[<prev] [next>] [<thread-prev] [day] [month] [year] [list]
Message-ID: <20150428125644.GB8988@bolet.org>
Date: Tue, 28 Apr 2015 14:56:44 +0200
From: Thomas Pornin <pornin@...et.org>
To: discussions@...sword-hashing.net
Subject: Re: [PHC] Optimized versions for ARM?
On Tue, Apr 28, 2015 at 08:14:04AM +0200, Milan Broz wrote:
> But the main reason for trying PPC was big-endian arch, not the performance.
It may be worth mentioning that while x86 is inherently and irremediably
little-endian, ARM, PowerPC and Mips can all run in both big-endian and
little-endian modes. Some PowerPC variants can switch endianness on a
per-page basis (depending on the relevant support in the MMU).

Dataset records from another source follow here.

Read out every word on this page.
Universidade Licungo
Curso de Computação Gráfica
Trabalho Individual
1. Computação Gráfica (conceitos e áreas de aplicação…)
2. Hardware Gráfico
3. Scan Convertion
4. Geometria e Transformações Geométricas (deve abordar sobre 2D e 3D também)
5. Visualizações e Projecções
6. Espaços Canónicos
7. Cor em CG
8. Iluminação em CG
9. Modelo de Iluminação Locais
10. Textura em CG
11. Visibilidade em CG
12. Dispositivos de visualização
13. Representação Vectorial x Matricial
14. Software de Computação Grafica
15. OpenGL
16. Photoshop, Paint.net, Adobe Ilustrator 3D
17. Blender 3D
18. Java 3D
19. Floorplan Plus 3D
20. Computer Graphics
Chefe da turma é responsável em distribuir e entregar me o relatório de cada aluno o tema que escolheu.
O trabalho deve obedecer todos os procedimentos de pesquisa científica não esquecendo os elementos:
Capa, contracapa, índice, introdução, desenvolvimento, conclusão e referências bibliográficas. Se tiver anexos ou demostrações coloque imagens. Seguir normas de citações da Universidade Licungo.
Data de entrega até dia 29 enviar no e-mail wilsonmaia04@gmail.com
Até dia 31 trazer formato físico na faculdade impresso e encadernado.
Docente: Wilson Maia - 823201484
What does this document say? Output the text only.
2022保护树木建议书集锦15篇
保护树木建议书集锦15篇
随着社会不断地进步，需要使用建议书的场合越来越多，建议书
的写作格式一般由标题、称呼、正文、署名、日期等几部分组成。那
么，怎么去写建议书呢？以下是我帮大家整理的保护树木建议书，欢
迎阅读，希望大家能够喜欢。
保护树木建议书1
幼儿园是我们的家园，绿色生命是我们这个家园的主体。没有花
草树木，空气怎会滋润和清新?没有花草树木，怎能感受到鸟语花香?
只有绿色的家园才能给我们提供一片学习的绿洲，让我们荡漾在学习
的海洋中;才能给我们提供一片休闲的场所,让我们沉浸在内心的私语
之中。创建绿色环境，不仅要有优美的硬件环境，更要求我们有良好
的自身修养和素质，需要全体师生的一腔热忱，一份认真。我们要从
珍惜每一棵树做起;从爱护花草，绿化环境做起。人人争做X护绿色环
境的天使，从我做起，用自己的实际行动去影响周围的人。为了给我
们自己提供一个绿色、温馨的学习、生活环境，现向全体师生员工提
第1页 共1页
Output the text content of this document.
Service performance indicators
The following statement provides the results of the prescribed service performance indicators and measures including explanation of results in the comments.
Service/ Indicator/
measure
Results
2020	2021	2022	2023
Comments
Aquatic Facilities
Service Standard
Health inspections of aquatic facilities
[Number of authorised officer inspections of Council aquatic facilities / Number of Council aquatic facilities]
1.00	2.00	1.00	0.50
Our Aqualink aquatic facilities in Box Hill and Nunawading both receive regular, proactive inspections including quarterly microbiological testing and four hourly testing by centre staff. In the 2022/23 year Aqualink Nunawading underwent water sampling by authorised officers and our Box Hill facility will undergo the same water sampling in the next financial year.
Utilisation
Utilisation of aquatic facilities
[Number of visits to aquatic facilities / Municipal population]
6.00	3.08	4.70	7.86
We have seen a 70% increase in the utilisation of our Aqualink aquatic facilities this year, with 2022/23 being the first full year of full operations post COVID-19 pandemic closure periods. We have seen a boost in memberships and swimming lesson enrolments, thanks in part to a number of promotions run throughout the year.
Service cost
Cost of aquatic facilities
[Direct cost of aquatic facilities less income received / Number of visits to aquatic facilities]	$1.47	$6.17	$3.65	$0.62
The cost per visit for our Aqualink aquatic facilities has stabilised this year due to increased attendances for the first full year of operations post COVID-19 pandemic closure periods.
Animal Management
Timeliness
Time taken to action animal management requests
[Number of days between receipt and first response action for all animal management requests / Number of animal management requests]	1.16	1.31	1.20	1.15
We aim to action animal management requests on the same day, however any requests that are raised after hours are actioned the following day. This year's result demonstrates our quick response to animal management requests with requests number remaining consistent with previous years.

Old ARM systems tended to use big-endian, but "modern" systems use
little-endian (mostly to ease porting of software from the x86 world).
This still shows in the symbolic architecture names in Linux (armeb vs
armel).
For Mips, the kernel uses the endianness selected at last CPU reset
time, and each process can have its own endianness (normally, the same
as the kernel). I have seen both little-endian and big-endian Mips
systems (OpenWRT tends to use little-endian, but older Mips-based Unix
used big-endian). I really don't know which convention is the most
common.
PowerPC supports both little-endian and big-endian, and (like SPARC v9)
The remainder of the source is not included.